Underestimated AARC Pitch Prep

The AARC Pre-Accelerator pitch required more preparation than I estimated. Showed up with good product, undersold it with insufficient pitch polish. Investor pitch is a specific skill that doesn't transfer directly from "can explain the product to a developer." Spent two weeks after that doing nothing but pitch iteration — wouldn't have needed to if I'd planned ahead.

🔋

Burnout (College Finals + Product Deadline)

GTU finals and a Knight Medicare deployment landed in the same week. Not a scheduling accident — both had fixed dates that happened to overlap. The week was survivable; the week after was not. Output dropped to near zero for 5 days while recovery happened. The system doesn't have enough buffer for simultaneous hard constraints. Still working on this.

What's Ahead

Five concrete milestones in the next 12 months. Not aspirations — actual targets with defined success states.

1

Open Paws India Pvt Ltd Registration

Formalizing the India entity for legal operations, banking, and grant eligibility. Currently operating as an informal local chapter; registration unlocks funding sources and government partnerships that require a registered entity.

2

Knight Medicare Mental Health Org Pilot

First live pilot with a mental health organization using Knight Medicare's AI triage and documentation tools. Moving from internal testing to real clinicians and real patients. The pilot that proves the product works in production.

3

Open Permit Fundraising Round

SFF grant application and first angel round for Open Permit. The product is post-AARC, has 8+ country coverage, and has validated demand. The round funds the infrastructure expansion and dedicated legal framework research capacity.

4

Adventurers Guild 1000 Users

From 500 to 1000 active users.

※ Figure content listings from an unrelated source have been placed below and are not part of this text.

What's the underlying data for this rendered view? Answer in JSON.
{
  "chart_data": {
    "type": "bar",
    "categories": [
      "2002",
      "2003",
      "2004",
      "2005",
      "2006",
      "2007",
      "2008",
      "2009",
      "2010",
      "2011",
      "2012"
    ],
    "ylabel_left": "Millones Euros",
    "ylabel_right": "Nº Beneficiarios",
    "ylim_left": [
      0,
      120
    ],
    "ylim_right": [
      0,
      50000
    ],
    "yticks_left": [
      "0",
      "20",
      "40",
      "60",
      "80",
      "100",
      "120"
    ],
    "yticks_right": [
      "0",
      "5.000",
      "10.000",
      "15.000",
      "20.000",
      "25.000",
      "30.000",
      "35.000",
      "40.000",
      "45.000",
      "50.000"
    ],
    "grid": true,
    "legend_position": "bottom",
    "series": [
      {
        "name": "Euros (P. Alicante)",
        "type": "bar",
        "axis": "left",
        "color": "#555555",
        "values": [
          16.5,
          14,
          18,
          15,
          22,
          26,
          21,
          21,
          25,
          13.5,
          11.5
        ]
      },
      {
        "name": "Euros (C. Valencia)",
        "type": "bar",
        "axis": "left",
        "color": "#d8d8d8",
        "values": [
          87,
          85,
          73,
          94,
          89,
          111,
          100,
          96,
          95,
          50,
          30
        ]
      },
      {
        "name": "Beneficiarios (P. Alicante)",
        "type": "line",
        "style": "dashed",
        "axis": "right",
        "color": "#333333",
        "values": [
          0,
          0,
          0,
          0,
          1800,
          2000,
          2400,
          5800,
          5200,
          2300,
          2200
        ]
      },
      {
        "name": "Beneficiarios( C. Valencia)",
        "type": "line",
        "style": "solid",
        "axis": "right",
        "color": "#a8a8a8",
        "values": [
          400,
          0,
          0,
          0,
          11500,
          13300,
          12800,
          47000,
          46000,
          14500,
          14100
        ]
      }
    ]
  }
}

Growth is primarily referral-driven right now; scaling to 1000 requires a more systematic acquisition channel — probably university partnerships and GTU ambassador network leverage.

5

LEWS Methodology Research Paper

Formalizing the LEWS scoring methodology as a publishable research paper. Dataset exists from the EA Animal Welfare Hackathon. Co-authors (Tim, Thomas, Rapha) are intact. The paper documents what we built so others can replicate it.

Key Lesson

The secret is not being exceptional. It's having systems. Systems beat talent when talent doesn't have systems. Consistent daily execution inside a clear structure compounds faster than occasional bursts of heroic effort. The 6-7 Claude Code sessions, the morning/afternoon/evening structure, the async batching — none of it is clever. It's just doing the same things every day until the outputs accumulate.